INSIGHTS

Mastering The Logic of Sharia Principles in Futures and Forwards

A derivative is a financial instrument whose value is derived from an underlying asset or group of assets. They are a contract between two or more parties. The value of this contract depends on changes in the value of the asset that the derivative’s value is derived from. Derivatives enable parties to trade specific financial risks – such as interest rate risk, currency, equity and commodity price risk, and credit risk – to other entities who are more willing, or better suited, to take or manage these risks, typically, but not always, without trading in a primary asset or commodity. The risk embodied in a derivatives contract can be traded either by trading the contract itself, such as with options, or by creating a new contract which embodies risk characteristics that match, in a countervailing manner, those of the existing contract owned.

A forward contract is a private agreement between two parties giving the buyer an obligation to purchase an asset (and the seller an obligation to sell an asset) at a set price at a future point in time. The assets often traded in forward contracts include commodities like grain, precious metals, electricity, oil, beef, orange juice, and natural gas, but foreign currencies and financial instruments are also part of today’s forward markets.

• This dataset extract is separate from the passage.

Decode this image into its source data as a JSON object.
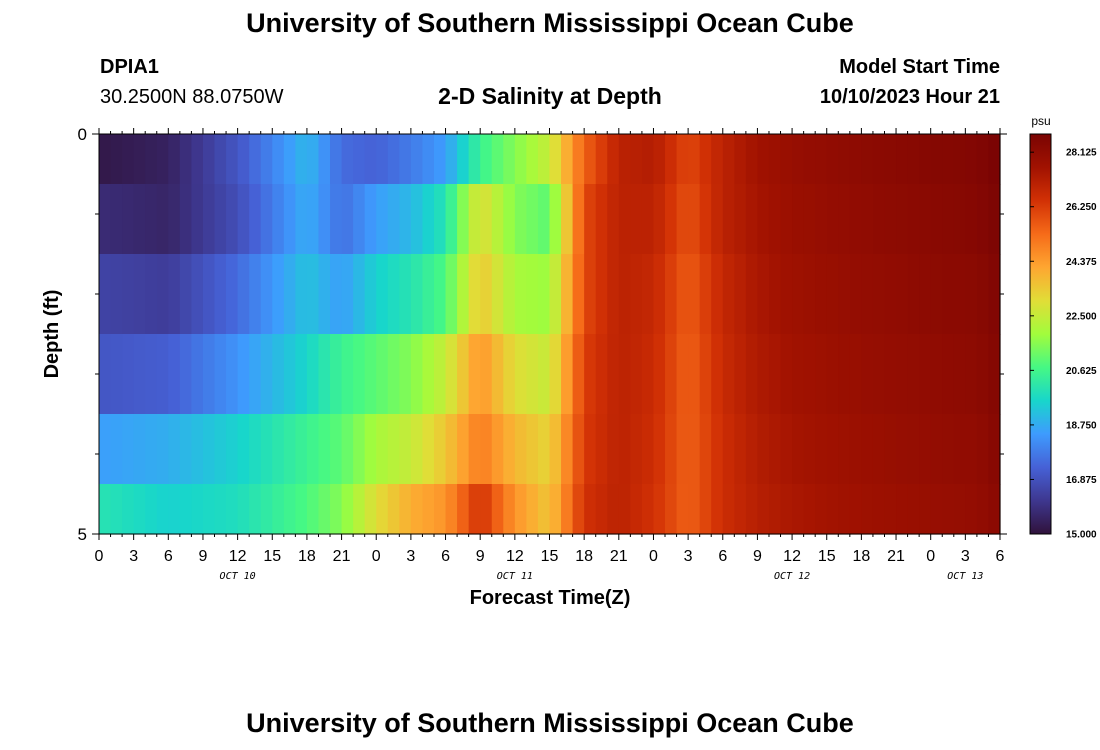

Futures and forwards both allow people to buy or sell an asset at a specific time at a given price, but forward contracts are not standardised or traded on an exchange. They are private agreements with terms that may vary from contract to contract. Also, settlement occurs at the end of a forward contract. Futures contracts settle every day, meaning that both parties must have the money to ride the fluctuations in price over the life of the contract.

A futures contract is a bilateral contract in which two counterparties agree to buy/sell an underlying at a predetermined price at a specified date in the future. Futures are traded on organised markets (exchanges), so they are standardised contracts.

Since the futures prices are bound to change every day, the differences in prices are settled on daily basis from the margin. If the margin is used up, the contracting party has to replenish the margin back in the account. This process is called marking to market. Thus, on the day of delivery it is only the spot price that is used to decide the difference as all other differences had been previously settled. Futures can be used to hedge against risk or speculate the prices.

In discussing why Shariah scholars object to Forwards and Futures contracts, the paper outlines the following:

  1. Trading before possession – Most buyers and sellers in futures and options transactions reverse out of their position before delivery or maturity. This means that physical delivery hardly ever takes place in futures and options; for example, 99% of all futures contracts are settled before maturity.
  2. The exchange of a debt for a debt also known as Bay’ al Dayn bil Dayn or Bay’ al-Kali bil Kali. The AAOIFI Shariah Standard No.10 on Salam states:

 

“Again, any delay in payment of the capital and dispersal of the parties renders the transaction a sale of debt for debt which is prohibited, and the scholars agreed on its prohibition. Ibn Rushd said: “As for sale of debt for debt, Muslim scholars are unanimous regarding its prohibition.”

This general prohibition has been prescribed to futures, where it is concluded that the sale of futures contracts, where the parties can offset their transactions by selling the ‘debts’ owed them to other parties before the delivery of the underlying asset, will amount to a sale of a debt and is therefore prohibited

The paper proposes some Shariah compliant contracts as alternatives to futures and forward contracts by proposing Bay’ Salam and the Wa’dan structure. Bay’ Salam is one potential contract. Bay’ Salam is a transaction where two parties agree to trade an underlying asset at a predetermined future date but at a price determined which is fully paid at the time of contracting. This is similar to a conventional forward contract however, the big difference is that in Bay’ Salam, the buyer pays the entire amount in full at the time the contract is initiated. Another potential Shariah compliant alternative to futures and forwards is a model using two independent unilateral promises (Wa’dan). Each promise is intended to be legally binding. If the parties use English law, each promise will be executed as deeds, making it legally enforceable. One party can make a unilateral promise to buy 10,000 bushels of soybean on x date at a forward price of $3.5/bushel if the price is less than $3.5/bushel. The seller can make a unilateral promise to sell 10,000 bushels of soybean on a specific date at a forward price of $3.5/bushel if the price is $3.5 or more. The concept and use of Wa’dan is still debated among Shariah scholars in the Islamic finance industry.